An evergreen shrub or small tree from 8 to 25 ft high, but in exposed alpine localities, according to Cheeseman, often reduced to a bush 3 to 6 ft high. The ‘leaves’ are usually very crowded and vary much in shape and size. On scrubby bushes growing on the mountains at 5,000 ft elevation the ‘leaves’ are small and narrow, 1⁄2 to 3⁄4 in. long and 1⁄8 to 1⁄4 in. wide. But at lower elevations and growing under more favourable circumstances they are as much as 11⁄2 in. long and 3⁄4 in. wide, ovate to rhomboid in shape, sometimes pinnately lobed, often merely irregularly toothed. Nuts produced a few together, each nut about the size of a radish seed, the apex exposed.
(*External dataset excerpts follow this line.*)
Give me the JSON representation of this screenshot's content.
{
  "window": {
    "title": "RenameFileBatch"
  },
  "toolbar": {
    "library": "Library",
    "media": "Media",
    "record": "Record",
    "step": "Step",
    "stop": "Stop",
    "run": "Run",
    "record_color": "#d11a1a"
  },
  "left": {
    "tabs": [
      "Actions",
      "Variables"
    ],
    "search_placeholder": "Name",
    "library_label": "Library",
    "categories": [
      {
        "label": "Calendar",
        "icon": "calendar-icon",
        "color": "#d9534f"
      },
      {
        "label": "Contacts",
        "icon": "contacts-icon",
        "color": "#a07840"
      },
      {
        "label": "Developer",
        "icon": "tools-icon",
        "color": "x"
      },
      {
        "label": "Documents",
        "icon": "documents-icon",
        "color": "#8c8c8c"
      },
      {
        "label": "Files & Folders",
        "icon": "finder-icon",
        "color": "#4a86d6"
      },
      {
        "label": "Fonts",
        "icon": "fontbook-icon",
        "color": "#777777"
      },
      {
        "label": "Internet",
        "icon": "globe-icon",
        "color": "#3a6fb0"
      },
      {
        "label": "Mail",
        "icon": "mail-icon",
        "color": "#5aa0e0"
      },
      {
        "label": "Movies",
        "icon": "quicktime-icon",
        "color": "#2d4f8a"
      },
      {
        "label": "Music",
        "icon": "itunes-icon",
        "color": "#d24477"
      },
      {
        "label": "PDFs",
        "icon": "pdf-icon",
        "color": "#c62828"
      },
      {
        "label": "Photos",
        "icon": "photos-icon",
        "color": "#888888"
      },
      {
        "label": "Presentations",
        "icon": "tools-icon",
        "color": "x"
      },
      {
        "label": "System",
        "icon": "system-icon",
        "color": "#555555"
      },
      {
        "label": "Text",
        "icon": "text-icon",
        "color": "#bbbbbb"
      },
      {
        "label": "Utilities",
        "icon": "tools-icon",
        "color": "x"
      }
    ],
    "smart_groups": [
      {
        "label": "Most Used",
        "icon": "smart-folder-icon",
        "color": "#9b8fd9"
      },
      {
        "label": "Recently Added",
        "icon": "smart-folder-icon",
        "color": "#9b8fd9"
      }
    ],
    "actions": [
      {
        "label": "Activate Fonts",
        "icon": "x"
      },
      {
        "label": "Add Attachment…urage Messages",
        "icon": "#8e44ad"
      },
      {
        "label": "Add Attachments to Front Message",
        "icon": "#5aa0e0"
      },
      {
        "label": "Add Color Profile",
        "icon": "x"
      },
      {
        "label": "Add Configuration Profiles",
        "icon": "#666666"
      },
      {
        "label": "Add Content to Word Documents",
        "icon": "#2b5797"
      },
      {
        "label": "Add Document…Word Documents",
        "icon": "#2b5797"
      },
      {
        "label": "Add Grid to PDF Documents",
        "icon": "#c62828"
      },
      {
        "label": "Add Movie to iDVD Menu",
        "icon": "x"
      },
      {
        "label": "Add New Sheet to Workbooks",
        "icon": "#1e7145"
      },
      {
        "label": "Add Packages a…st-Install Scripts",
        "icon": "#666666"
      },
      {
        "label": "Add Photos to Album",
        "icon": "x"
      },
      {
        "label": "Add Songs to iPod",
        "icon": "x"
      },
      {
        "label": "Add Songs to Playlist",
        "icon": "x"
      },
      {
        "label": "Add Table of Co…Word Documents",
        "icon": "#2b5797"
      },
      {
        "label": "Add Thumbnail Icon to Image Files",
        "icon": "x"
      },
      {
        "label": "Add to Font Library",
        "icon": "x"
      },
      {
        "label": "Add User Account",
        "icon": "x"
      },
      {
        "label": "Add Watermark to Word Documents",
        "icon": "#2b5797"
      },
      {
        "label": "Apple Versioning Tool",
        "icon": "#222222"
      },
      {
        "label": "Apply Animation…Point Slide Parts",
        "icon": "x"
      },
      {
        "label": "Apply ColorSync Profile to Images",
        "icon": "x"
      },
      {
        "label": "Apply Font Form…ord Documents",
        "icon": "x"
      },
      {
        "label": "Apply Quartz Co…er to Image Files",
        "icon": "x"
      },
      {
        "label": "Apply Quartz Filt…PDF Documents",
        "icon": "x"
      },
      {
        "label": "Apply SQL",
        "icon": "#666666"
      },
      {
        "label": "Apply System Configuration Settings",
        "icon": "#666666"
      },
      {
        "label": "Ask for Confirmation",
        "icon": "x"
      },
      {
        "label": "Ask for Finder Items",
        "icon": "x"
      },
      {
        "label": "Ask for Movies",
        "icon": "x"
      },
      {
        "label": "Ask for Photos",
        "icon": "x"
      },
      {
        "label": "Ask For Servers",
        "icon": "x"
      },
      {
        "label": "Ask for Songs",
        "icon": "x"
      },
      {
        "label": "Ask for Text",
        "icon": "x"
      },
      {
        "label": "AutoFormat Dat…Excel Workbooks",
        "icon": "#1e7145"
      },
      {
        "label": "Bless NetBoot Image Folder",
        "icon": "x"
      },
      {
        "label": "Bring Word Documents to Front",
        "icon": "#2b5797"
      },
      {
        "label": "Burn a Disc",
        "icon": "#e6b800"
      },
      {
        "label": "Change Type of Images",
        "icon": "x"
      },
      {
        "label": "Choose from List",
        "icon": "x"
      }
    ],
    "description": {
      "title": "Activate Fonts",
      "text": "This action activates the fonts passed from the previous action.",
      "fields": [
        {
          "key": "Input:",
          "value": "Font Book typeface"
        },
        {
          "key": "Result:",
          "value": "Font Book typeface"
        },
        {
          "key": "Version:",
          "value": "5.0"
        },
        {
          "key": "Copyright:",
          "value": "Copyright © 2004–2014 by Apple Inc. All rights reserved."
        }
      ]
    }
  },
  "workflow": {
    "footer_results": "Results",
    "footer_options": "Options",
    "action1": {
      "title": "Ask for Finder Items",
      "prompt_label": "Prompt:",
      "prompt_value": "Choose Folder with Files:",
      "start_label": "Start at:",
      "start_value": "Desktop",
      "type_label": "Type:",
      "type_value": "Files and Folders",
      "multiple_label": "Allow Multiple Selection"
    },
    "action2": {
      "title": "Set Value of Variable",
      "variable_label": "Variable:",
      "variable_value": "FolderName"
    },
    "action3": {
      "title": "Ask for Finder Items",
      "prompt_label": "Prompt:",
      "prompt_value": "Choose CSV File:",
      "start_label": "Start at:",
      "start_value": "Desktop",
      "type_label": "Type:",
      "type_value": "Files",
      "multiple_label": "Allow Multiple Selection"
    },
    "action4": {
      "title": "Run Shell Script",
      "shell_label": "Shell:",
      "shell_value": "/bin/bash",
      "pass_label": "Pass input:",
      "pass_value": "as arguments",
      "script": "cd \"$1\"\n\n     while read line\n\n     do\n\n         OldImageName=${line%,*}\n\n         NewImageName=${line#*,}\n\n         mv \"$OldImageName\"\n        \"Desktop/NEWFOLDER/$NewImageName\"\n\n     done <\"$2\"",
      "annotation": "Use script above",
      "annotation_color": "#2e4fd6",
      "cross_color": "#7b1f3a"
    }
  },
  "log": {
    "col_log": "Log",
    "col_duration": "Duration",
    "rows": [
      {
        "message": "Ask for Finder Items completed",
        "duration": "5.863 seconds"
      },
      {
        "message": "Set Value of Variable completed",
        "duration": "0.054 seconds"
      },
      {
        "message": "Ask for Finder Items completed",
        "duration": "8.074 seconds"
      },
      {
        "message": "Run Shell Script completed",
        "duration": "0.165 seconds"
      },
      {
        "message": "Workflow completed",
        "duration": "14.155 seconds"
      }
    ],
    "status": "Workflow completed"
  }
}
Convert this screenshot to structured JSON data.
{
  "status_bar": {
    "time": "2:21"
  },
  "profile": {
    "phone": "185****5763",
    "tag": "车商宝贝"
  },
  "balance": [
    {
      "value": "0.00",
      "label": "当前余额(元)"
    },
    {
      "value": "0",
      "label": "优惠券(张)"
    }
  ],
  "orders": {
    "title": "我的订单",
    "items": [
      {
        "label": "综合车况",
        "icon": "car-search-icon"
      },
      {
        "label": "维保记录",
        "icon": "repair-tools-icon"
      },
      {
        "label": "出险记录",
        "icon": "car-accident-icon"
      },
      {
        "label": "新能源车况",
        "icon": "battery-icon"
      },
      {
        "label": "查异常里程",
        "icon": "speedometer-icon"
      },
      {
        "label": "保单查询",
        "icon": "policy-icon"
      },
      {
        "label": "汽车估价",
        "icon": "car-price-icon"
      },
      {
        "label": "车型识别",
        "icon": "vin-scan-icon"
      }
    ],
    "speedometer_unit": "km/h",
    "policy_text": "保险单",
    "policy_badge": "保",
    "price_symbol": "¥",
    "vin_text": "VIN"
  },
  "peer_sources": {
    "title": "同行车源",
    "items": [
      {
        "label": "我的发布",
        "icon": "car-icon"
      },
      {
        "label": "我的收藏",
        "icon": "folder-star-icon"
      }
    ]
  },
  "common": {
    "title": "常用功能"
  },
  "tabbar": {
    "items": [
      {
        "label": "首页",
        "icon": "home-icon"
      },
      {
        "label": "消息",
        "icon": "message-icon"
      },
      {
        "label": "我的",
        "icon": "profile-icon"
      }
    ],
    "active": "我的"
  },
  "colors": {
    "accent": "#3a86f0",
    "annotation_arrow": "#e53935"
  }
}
Native of the North and South Islands of New Zealand, most abundant at elevations of 1,500 to over 5,000 ft. It differs from the other two New Zealand species (P. glaucus and P. trichomanoides) in the irregularly disposed branchlets and ‘leaves’, those two species having them pinnately arranged. It is more closely related to the Tasmanian P. asplenifolius. Although the hardiest of the genus, its rather congested growth and crowded ‘leaves’ make it the least elegant and effective. It has attained a height of 11 ft in the National Pinetum at Bedgebury, Kent.
It was mentioned that this species is closely allied to the Tasmanian P. asplenifolius. It is made a variety of it by H. Keng.